For the five years to 2025 it sees a near tripling of US non-alcohol beer volumes, far outpacing global expansion of around 60 per cent, helped by new launches and health trends. US beer sales as a whole are seen down 18 per cent over the same period.

Such growth could be vital to the big brewers which have faced battles on two fronts in recent years - from craft brews, now some 12 per cent of US beer, and from hard seltzers, which have doubled US sales each year since the market took off in 2016.

Zero alcohol is different. The major brewers are front-runners rather than late arrivals and their new products may take share from soft drinks rather than the core beer market.

Non-alcoholic drinks also typically offer higher margins, with a higher cost of production offset by lower excise tax.

Allen said the category performed proportionately better among the new generation of drinkers, a clear positive.

Brewers highlight beer has "natural" ingredients, unlike many soft drinks.
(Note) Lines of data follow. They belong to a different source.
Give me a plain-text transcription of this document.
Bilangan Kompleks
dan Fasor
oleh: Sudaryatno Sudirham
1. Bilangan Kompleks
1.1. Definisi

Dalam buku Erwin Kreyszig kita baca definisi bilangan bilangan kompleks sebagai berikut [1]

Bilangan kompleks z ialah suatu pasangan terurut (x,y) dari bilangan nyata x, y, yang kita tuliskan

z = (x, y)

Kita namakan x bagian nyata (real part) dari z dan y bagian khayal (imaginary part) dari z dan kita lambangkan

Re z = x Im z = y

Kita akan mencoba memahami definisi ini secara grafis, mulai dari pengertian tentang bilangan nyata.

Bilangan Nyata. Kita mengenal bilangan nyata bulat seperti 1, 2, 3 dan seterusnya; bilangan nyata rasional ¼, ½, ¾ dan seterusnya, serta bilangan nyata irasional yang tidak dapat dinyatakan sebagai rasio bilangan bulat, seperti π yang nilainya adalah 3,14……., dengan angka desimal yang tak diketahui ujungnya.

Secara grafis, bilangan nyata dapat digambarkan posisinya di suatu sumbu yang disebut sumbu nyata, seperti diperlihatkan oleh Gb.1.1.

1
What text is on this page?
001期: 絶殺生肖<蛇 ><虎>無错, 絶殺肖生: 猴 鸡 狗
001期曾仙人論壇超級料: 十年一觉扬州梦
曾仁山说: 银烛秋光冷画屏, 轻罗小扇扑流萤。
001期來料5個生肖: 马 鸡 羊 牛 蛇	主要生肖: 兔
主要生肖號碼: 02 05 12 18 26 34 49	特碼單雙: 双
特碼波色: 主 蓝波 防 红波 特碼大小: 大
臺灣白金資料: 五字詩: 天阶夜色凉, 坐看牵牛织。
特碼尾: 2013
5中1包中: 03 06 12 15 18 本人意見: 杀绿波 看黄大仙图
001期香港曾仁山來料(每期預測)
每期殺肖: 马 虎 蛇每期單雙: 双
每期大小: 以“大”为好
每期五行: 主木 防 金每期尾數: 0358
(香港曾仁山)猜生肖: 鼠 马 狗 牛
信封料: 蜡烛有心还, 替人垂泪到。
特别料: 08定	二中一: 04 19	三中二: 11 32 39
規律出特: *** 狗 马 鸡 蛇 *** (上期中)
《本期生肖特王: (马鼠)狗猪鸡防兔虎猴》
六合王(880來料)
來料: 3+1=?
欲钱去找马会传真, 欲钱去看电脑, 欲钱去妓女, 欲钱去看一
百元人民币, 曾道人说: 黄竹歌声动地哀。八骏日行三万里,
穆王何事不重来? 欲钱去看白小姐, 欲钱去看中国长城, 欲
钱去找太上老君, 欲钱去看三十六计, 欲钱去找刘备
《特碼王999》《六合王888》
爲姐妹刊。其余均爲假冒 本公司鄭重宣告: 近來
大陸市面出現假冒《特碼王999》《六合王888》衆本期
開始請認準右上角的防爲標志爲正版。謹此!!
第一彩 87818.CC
Budweiser Zero campaigns also stress it has no sugar and its calorie count is a third that of regular Bud.

Consumers are no longer just drivers, teetotallers or pregnant women, brewers say, with most also drinking alcohol, but just choosing to abstain according to the occasion.

Brewers see big potential at US sports events, many of which ban alcohol sales towards the end of a game, but also see zero alcohol beer entering new territory.

Trevor Stirling, senior beverage analyst at Bernstein Autonomous, said the key was for brewers to make non-alcoholic beer a lifestyle choice, for example replacing a morning soda at work, rather than just a beer substitute.

"It's a massive opportunity, but difficult to do. They need to change the frame of reference so that, for example, consumers see it less as a beer with no alcohol but a non-alcoholic drink that tastes of beer, an adult soft drink," he said.

Heineken Chief Executive Dolf van den Brink believes non-alcoholic beer could account for about 5 per cent of the global beer market over time. It was around 2 per cent by value in 2020, according to Euromonitor.

"The biggest mistake we could make would be taking our foot off the gas. We're still only early in this journey," he said.